Relatedly, by manipulating the salience of specific aspects of the crime situation, we provided participants with additional information that differed across conditions. This may arguably imply the limitation that the content of this additional information, rather than the salience of crime aspects, may have driven the results. Importantly, however, we carefully created and pretested all materials to rule out such a threat to the validity of our results. As such, all scenario versions consisted of a main paragraph providing participants with basic information about the crime, the offender, and the community. Although each condition also consisted of a second paragraph making specific aspects of the crime situation more salient, this did not add any information to different scenario conditions that may have influenced the perception of the crime situation on dimensions known to be associated with people’s punishment goals (as shown in the second preliminary study). Consequently, we are confident in the interpretation that the results yielded provide further evidence for the suggested association of information salience and laypeople’s punishment goals.

Finally, the results of the present research also raise questions about the importance of other punishment goals. One increasingly discussed punishment goal is that of restorative justice, which attempts to restore the victim, reintegrate the offender, and repair the harm that has been caused to the community by the misbehavior (Gromet & Darley, 2006). One key element of restorative justice processes is a face-to-face meeting involving all parties: the victim, the offender, and other community members. In this meeting, the offender and the victim present their perspectives on the misbehavior and using a consensus decision-making approach, work out an appropriate punishment for the offender with participation from all parties (this usually involves an apology, a monetary compensation, community services, and the like). As the perspective and voice of the victim are an important factor for restorative punishment, the salience of this aspect could have an influence on laypeople’s support for this punishment goal. However, as the offender’s and the community’s perspectives are also considered in restorative punishment processes, research is needed to investigate which aspects are particularly important for this punishment goal and thus may be highlighted to make people strive for restorative justice.

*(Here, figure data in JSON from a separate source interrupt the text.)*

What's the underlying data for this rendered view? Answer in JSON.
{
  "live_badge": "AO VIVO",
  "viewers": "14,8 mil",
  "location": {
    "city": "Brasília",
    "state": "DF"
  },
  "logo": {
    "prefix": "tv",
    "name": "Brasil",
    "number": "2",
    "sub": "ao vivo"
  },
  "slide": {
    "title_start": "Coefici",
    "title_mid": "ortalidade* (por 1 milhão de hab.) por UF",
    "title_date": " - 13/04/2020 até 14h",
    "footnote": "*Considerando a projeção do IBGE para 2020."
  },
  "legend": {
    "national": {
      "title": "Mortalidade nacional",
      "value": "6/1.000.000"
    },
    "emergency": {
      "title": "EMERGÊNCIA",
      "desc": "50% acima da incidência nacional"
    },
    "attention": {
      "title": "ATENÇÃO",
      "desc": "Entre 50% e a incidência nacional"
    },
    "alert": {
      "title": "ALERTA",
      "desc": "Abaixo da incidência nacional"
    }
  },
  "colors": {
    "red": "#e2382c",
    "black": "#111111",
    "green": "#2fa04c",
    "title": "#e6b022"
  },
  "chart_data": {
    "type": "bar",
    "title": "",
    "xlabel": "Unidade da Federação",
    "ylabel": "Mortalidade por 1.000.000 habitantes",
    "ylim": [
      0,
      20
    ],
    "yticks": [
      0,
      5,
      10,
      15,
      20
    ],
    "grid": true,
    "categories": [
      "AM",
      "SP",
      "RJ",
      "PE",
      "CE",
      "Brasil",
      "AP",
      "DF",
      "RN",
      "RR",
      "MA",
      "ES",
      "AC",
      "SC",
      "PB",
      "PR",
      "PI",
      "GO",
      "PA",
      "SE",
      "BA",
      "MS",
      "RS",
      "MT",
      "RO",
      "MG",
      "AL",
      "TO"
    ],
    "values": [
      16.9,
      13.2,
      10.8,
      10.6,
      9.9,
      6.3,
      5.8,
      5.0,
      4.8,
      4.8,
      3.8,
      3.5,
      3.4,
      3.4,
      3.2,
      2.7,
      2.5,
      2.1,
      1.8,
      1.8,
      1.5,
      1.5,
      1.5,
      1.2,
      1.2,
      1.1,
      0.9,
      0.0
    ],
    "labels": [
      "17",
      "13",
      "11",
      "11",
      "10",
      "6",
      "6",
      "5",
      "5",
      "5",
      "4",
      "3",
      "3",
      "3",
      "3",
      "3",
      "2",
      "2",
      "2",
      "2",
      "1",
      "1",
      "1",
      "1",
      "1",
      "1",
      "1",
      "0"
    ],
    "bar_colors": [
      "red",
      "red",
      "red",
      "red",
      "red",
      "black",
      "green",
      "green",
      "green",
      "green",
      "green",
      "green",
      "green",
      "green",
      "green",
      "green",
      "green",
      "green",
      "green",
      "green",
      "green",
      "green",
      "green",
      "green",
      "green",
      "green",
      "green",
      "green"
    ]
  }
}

In conclusion, our research confirms that laypeople’s support for different punishment goals is affected by the salience of different aspects of an article describing a crime situation. That is, if information about the crime situation focuses on aspects other than the crime itself, people consider this information in their decision-making process and, if appropriate, pay greater attention to achieving more utilitarian goals with their punishment. In other words, laypeople are not able to consider utilitarian punishment goals if they receive no information about the need for, nor the usefulness of potential future-oriented punishment reactions; such relevant information needs to be salient in order to enable an equal chance for utilitarian (vs. retributive) punishment to be adequately considered.